Sequencing-based transcriptomics#
Since being introduced in the min 2000s, RNA-Sequencing has become an almost ubiquitous method for the structural and quantitative assessment of the transcriptome of an organism. Initially prohibitively costly when compared to array-based approaches, sequencing has become an affordable alternative addressing some of the major limitations of microarrays.
There is many online resources available that summarize the technology and related matters at great detail (e.g., the RNA-seqlopedia). We will give a broad overview here and refer to these additional materials for any further details.
After experimental design, the RNA-Seq workflow consists of the following steps
1. RNA Isolation and Purification - The biological sample (cells, tissues, or other sources of RNA) re lysed to release the RNA, which is then isolated. Depending on the research goal, specific RNA-subtypes, such as mRNA or miRNA, can be isolated. To purify the RNA, contaminants like DNA and proteins are removed. Common methods include phenol-chloroform extraction or using commercial RNA extraction kits.
2. RNA Quality Assessment - To guarantee integrity of further processing steps, it is essential to assess the quality and quantity of your isolated RNA. Common methods for quality control include using a spectrophotometer (e.g., Nanodrop) and an Agilent Bioanalyzer to assess RNA integrity.

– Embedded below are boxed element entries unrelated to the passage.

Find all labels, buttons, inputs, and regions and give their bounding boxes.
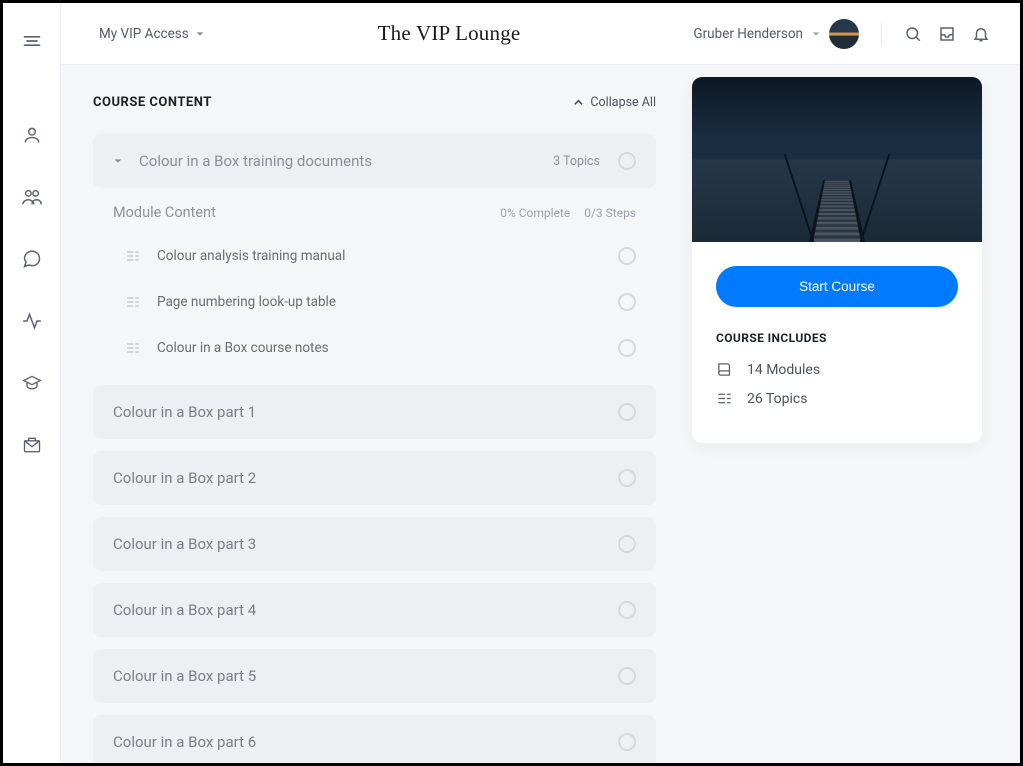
module-title: Colour in a Box part 4 (113, 601, 618, 619)
community-icon[interactable] (12, 177, 52, 217)
module-steps: 0/3 Steps (584, 206, 636, 220)
module-title: Colour in a Box part 6 (113, 733, 618, 751)
module-title: Colour in a Box part 3 (113, 535, 618, 553)
mail-icon[interactable] (12, 425, 52, 465)
module-header[interactable]: Colour in a Box training documents 3 Top… (93, 134, 656, 188)
user-name: Gruber Henderson (693, 26, 803, 42)
chevron-down-icon (811, 29, 821, 39)
module-title: Colour in a Box part 2 (113, 469, 618, 487)
module-progress: 0% Complete (500, 206, 570, 220)
status-circle (618, 339, 636, 357)
module-header[interactable]: Colour in a Box part 2 (93, 451, 656, 505)
chevron-down-icon (195, 29, 205, 39)
divider (881, 23, 882, 45)
module-collapsed: Colour in a Box part 6 (93, 715, 656, 763)
course-content-heading: COURSE CONTENT (93, 95, 212, 110)
graduation-icon[interactable] (12, 363, 52, 403)
includes-topics: 26 Topics (716, 390, 958, 407)
sidebar (3, 3, 61, 763)
start-course-button[interactable]: Start Course (716, 266, 958, 307)
topic-title: Page numbering look-up table (157, 294, 618, 310)
module-collapsed: Colour in a Box part 4 (93, 583, 656, 637)
module-collapsed: Colour in a Box part 1 (93, 385, 656, 439)
includes-modules: 14 Modules (716, 361, 958, 378)
status-circle (618, 293, 636, 311)
chevron-up-icon (573, 97, 584, 108)
topic-title: Colour in a Box course notes (157, 340, 618, 356)
module-collapsed: Colour in a Box part 5 (93, 649, 656, 703)
top-header: My VIP Access The VIP Lounge Gruber Hend… (61, 3, 1020, 65)
module-title: Colour in a Box part 5 (113, 667, 618, 685)
access-menu-label: My VIP Access (99, 26, 189, 42)
topic-item[interactable]: Colour analysis training manual (113, 233, 636, 279)
menu-toggle-icon[interactable] (12, 21, 52, 61)
status-circle (618, 667, 636, 685)
site-title: The VIP Lounge (205, 21, 694, 46)
module-content-label: Module Content (113, 204, 216, 221)
module-topic-count: 3 Topics (553, 154, 600, 169)
status-circle (618, 469, 636, 487)
course-content: COURSE CONTENT Collapse All Colour in a … (93, 95, 656, 763)
status-circle (618, 601, 636, 619)
module-collapsed: Colour in a Box part 3 (93, 517, 656, 571)
avatar (829, 19, 859, 49)
access-menu[interactable]: My VIP Access (99, 26, 205, 42)
status-circle (618, 403, 636, 421)
module-header[interactable]: Colour in a Box part 1 (93, 385, 656, 439)
status-circle (618, 535, 636, 553)
course-side-card: Start Course COURSE INCLUDES 14 Modules … (692, 77, 982, 443)
module-collapsed: Colour in a Box part 2 (93, 451, 656, 505)
caret-down-icon (113, 156, 123, 166)
status-circle (618, 733, 636, 751)
includes-topics-label: 26 Topics (747, 391, 807, 407)
topic-item[interactable]: Page numbering look-up table (113, 279, 636, 325)
chat-icon[interactable] (12, 239, 52, 279)
module-title: Colour in a Box part 1 (113, 403, 618, 421)
list-icon (716, 390, 733, 407)
person-icon[interactable] (12, 115, 52, 155)
list-icon (125, 294, 141, 310)
module-expanded: Colour in a Box training documents 3 Top… (93, 134, 656, 385)
topic-title: Colour analysis training manual (157, 248, 618, 264)
includes-modules-label: 14 Modules (747, 362, 820, 378)
collapse-all-label: Collapse All (590, 95, 656, 110)
bell-icon[interactable] (972, 25, 990, 43)
collapse-all-button[interactable]: Collapse All (573, 95, 656, 110)
user-menu[interactable]: Gruber Henderson (693, 19, 859, 49)
module-title: Colour in a Box training documents (139, 152, 553, 170)
topic-item[interactable]: Colour in a Box course notes (113, 325, 636, 371)
activity-icon[interactable] (12, 301, 52, 341)
course-includes-heading: COURSE INCLUDES (716, 331, 958, 345)
list-icon (125, 248, 141, 264)
course-image (692, 77, 982, 242)
module-header[interactable]: Colour in a Box part 4 (93, 583, 656, 637)
book-icon (716, 361, 733, 378)
status-circle (618, 152, 636, 170)
module-header[interactable]: Colour in a Box part 6 (93, 715, 656, 763)
module-header[interactable]: Colour in a Box part 5 (93, 649, 656, 703)
list-icon (125, 340, 141, 356)
module-header[interactable]: Colour in a Box part 3 (93, 517, 656, 571)
search-icon[interactable] (904, 25, 922, 43)
inbox-icon[interactable] (938, 25, 956, 43)
status-circle (618, 247, 636, 265)
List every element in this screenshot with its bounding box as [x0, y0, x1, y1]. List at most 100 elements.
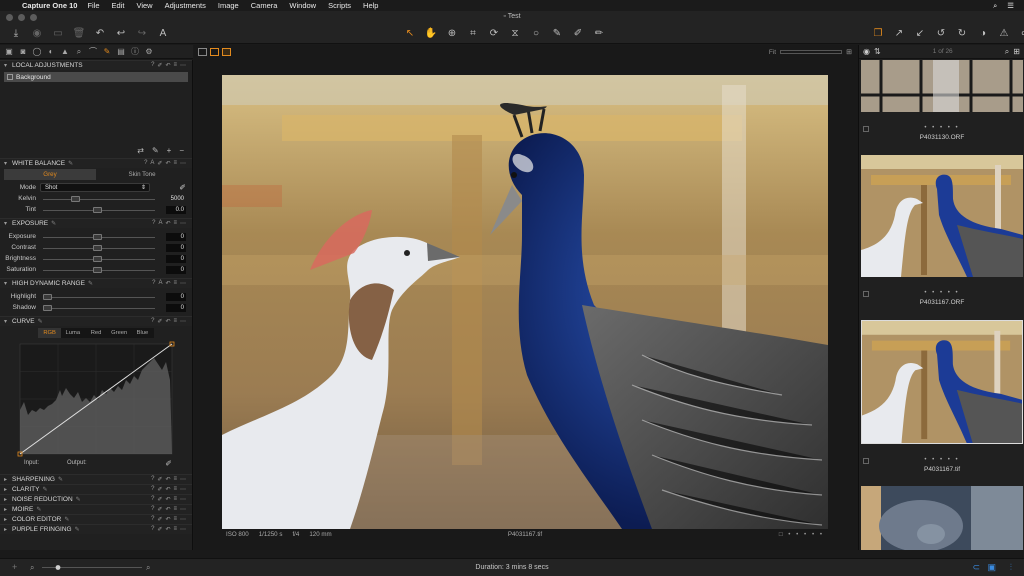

3. RNA Fragmentation - As part of some RNA-Seq protocols, the RNA is fragmented to a desired size range (e.g., 200-300 base pairs) using heat or enzymatic fragmentation. The exact method may vary depending on the specific RNA-Seq library preparation kit being used.
4. cDNA Synthesis - In the first step of reverse transcription the fragmented RNA is converted into complementary DNA (cDNA) using reverse transcriptase and random hexamer. oligo(dT) or other specific primers. oligo(dT) primers would preferentially select polyadenylated mRNA from the sample. After reverse transcription, second strand synthesis generates a second strand of cDNA, effectively creating double-stranded cDNA.
5. End Repair and A-Tailing - The cDNA fragments from the previous step are subjected to end repair, where overhangs are removed, and polyA-tails are added. This step prepares the ends for adapter ligation.
6. Adapter Ligation - Adapters are short sequences containing information necessary for sequencing (such as barcodes or indices for multiplexing). They are ligated to the A-tailed cDNA fragments. This step allows the sequencer to identify and demultiplex samples.
7. Size Selection and Purification - The cDNA fragments with ligated adapters are size-selected to enrich for fragments of the desired size range. This is often done by gel electrophoresis or through mechanical beating with magnetic bead.
8. Amplification (Optional) - In most sequencing protocols, cDNA fragments are amplified via PCR to increase the amount of material for sequencing. If sufficient amount of input material is available no amplification is necessary.
9. Library Quality Control - The product of the above steps is called a sequencing library. Assessing the quality of the prepared library includes checking the size distribution of cDNA fragments and quantifying the library using methods like qPCR or fluorimetry.
10. Sequencing - The prepared library is loaded onto a high-throughput sequencing platform such as Illumina, Ion Torrent, or Oxford Nanopore sequencers. The sequencer reads the DNA sequences of the cDNA fragments, generating raw data in the form of short (Illumina) or long (ONT) reads.
11. Data Analysis - After sequencing, the raw data is processed through a series of bioinformatics analysis steps, which can include read mapping, transcript assembly, differential gene expression analysis, and various downstream analyses to derive meaningful biological insights.